In the November 8, 2016 general election, Nevada voters narrowly passed Ballot Question 1, requiring background checks for most private firearm transfers between unlicensed individuals (known as "private-party sales").
However, on December 28, 2016, Nevada Attorney General Adam Paul Laxalt (R) said Question 1 could not be enforced because the FBI refuses to conduct such background checks and the state lacks the authority to do so.
Question 1 was set to take effect at the end on Sunday (December 31, 2016). It would have made private-party gun transfers subject to the same background checks required when people purchase a gun through a federally licensed dealer.

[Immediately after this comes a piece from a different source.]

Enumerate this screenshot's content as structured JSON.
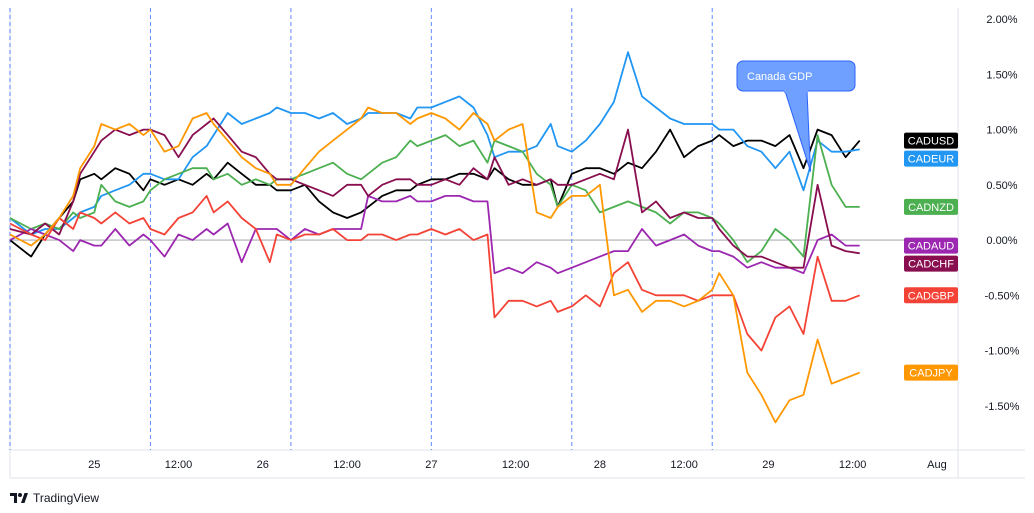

The initiative required that people conducting background checks for private transfers do so through the FBI's National Instant Criminal Background Check System. But on December 14th, the FBI notified the Nevada Department of Public Safety that it would not conduct such checks.
The FBI's notification stated that “the recent passage of the Nevada legislation regarding background checks for private sales cannot dictate how federal resources are applied.”
The FBI further suggested that the state of Nevada was better positioned than the FBI to conduct the background checks through the Nevada Department of Public Safety Criminal History Repository.
However, AG Laxalt concluded that doing so would violate the initiative's language because Question 1 provided for background checks on private party sales to be conducted by the FBI.
For now, private party sales will continue as before the passage of Question 1. But we doubt that Nevadans have heard the last of this.